Nothing seems right yesterday.:
Results were pathetic. No As except for CATS. =
GPA only 2.81 , how to go Uni.. haix. I am left with only 3 semesters. I need to work damn hard this coming one in order to get back a at least 3.2 GPA... how? SCore all As? hah.
Work was terrible. Scolded by boss. I feel lost, hopeless, lousy. Even though she know she didn't train me to handle customers, i still feel lousy. I even got the most basic concept of the company wrong. If i m not wrong, later will kena another bad scolding.
Solutions to both problem? I thought of quitting my job so that I can do better in my studies. FOr the last sem, i was coping rather hard. Need to do delivery on exam days. My job has no holiday for me if I am at the exam period. Which I don't think i can survive --> I tried and results proven. But If i quit, means lesser money income, and how ? Haix. Work weekend? Then my dearest SO how?
I guess there's no solution for my lousy feeling over the job right now. ONly training can cure me.

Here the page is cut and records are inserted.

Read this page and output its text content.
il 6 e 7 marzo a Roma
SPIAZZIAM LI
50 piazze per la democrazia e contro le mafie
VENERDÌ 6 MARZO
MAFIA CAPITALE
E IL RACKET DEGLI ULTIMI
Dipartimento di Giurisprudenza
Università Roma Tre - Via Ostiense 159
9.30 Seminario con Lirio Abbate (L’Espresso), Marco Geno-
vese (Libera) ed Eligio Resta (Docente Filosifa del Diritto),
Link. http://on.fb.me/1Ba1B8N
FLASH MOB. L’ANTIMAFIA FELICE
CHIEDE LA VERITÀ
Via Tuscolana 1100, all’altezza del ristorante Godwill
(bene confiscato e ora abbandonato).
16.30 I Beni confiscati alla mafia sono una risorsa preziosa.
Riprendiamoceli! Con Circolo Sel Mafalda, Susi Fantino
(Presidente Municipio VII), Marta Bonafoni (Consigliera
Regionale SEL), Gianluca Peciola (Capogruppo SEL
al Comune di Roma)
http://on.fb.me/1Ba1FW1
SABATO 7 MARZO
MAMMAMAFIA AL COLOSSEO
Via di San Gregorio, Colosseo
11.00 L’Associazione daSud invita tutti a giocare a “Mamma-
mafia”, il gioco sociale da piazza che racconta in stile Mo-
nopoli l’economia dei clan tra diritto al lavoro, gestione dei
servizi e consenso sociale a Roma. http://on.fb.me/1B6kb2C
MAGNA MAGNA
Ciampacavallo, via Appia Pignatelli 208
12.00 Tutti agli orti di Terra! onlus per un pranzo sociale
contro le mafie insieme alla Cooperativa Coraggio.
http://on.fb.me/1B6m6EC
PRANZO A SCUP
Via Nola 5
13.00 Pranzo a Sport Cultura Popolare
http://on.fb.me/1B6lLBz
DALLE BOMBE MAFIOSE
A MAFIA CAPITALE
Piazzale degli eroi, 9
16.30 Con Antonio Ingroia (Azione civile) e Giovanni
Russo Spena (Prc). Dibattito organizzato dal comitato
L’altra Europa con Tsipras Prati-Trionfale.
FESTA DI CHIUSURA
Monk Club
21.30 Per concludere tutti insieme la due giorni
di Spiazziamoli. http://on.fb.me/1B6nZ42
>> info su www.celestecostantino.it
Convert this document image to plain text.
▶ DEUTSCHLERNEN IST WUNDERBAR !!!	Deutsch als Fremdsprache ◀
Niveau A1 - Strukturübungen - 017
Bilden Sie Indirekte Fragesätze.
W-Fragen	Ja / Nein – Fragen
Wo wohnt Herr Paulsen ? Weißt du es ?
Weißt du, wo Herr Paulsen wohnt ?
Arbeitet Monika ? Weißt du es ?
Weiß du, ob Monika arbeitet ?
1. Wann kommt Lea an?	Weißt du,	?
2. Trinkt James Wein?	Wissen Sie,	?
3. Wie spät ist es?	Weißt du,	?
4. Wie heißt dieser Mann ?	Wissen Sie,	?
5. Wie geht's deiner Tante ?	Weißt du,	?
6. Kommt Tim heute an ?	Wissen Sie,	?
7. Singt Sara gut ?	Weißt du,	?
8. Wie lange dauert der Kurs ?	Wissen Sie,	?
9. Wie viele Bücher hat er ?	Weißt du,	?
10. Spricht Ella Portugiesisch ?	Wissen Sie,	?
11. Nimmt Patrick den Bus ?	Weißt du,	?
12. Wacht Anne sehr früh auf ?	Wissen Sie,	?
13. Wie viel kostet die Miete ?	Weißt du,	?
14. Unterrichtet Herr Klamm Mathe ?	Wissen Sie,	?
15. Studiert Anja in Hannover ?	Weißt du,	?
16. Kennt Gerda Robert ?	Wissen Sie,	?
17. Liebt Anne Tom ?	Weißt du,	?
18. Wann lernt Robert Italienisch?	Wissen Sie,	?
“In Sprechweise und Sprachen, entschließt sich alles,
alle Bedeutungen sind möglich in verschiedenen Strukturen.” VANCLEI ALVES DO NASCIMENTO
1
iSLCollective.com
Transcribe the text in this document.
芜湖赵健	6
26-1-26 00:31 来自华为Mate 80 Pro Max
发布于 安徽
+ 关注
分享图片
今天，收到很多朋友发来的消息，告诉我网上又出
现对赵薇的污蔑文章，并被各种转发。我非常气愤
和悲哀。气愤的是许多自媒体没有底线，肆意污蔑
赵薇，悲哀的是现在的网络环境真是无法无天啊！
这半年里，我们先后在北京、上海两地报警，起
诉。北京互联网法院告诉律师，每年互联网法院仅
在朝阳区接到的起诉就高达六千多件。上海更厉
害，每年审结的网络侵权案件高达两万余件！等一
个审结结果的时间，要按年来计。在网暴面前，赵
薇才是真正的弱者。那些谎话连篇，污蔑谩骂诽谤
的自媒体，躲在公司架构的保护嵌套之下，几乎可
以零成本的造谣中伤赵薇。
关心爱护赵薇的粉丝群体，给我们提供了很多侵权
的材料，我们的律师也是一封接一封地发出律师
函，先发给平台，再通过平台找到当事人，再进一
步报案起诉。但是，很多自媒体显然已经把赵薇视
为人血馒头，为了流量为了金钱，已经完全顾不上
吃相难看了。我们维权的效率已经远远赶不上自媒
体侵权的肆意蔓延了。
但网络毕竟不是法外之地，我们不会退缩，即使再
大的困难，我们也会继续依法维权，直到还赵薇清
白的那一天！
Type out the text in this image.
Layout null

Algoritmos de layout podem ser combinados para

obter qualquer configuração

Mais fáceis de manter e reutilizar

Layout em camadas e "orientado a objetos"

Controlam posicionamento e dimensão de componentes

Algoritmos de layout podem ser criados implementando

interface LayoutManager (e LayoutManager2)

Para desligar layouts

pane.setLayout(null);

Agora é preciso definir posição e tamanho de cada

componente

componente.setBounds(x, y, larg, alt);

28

No matter how unhappy I was yesterday, I brought Ah ren to Disney On Ice - Finding Nemo. I didn't watch this movie. So I don't really know whats going on. The show to me was just a so-so. I think it would be better if i were there to listen to Jolin's concert. haha. The atmosphere would be different then. =) thats what I imagined when I was at the indoor stadium.